While it was not presented to the entire school board, Maloney said she would be willing to present her text at a later meeting if board members were interested.

Other members felt the state policy was effective in covering all the district’s bases, while aligning with Oregon Revised Statutes and Oregon Administrative Rules.

“The policy we’re discussing has 24 different bullet points,” said board member Joe Lewis. “It seems to be very comprehensive. Having read through this for two months now, it seems to do the things that we would want to have done in our district, so I’m wondering what it is that’s not covered.”

Scappoose School District Superintendent Stephen Jupe said the state rules and statutes are referenced in the policy and highlighted opt-out options for students and parents who may decide to forego the sexual education curriculum.

“It would be my belief that it sort of covers all eventualities and people’s choice options,” Jupe said.

Maloney argued the state benchmarks also contain vague language, which she worried could expose the district to liability.

Maloney cited a recent federal lawsuit at Clatskanie High School wherein three former students of the school filed suit against its principal and the Clatskanie School District, claiming they violated federal educational laws by failing to address sexual harassment and bullying.
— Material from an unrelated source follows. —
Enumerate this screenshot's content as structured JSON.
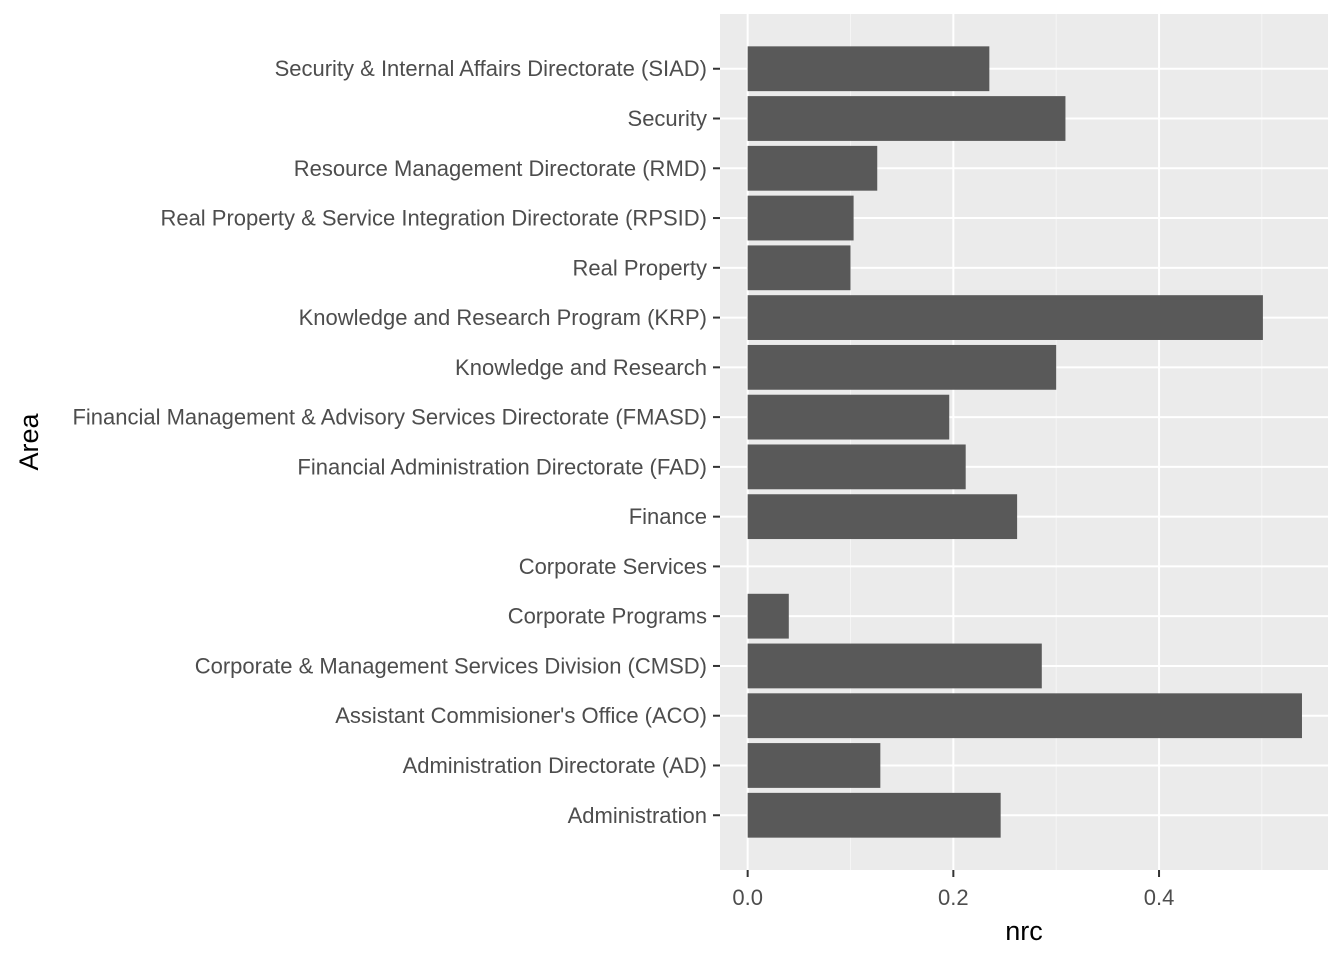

The students allege they were harassed into giving other students naked photographs of themselves and then became the target of bullying, which the principal of the school — who the plaintiffs say they notified of the harassment — failed to address.

Because of what happened in Clatskanie, Maloney said she worries the “vague” policy could put the school district at risk, considering what she witnessed at a recent conference centered around the issue.

Maloney told the board Monday she attended a state-sponsored Adolescent Sexuality Conference in April where she obtained materials related to sexual education among youth.

“They have material and workshops that encourage all kinds of sexual behavior, including sexting,” Maloney said. “This conference is sponsored by the Department of Education.”Jupe

Maloney presented packets to the board titled “How to get Your Groove on... Fluid Free” and “Dry Humping Saves Lives,” arguing such material is inappropriate and could present a liability to the district.

While Maloney said such packets were likely not in Scappoose and indicated they would not be distributed to the district’s students, she noted they were provided at the event by the Cascade AIDS Project, one of the organizations on the steering committee for the conference.

Maloney said the nonprofit was “readily handing those out along with other booklets and other buttons.” She expressed displeasure with the state for putting on a conference that seemed to promote lascivious activities.

Jupe said the school district was invited to send two representatives to the conference free of charge.

“We sent our school nurse and one of our human sexuality teachers, and I do not believe they brought back any pamphlets like that or saw any,” he said. “Our nurse said she went to a session on how to talk to teens about certain things, how to council a pregnant teen. It was all about how to best help teens through that age, that stage in their lives without damaging themselves. It was good for our teacher and our nurse to go there and see that they were up to date and it didn’t cost the school district a registration fee. So it was worth it.”

As far as the policy adopted Monday, Maloney told the Spotlight she wished the district would make some changes to its verbiage to improve it.

“I don’t think it’s good policy,” she said. “I think we could’ve had the opportunity to come up with better policy. As a board member, I want to come up with the best policy.”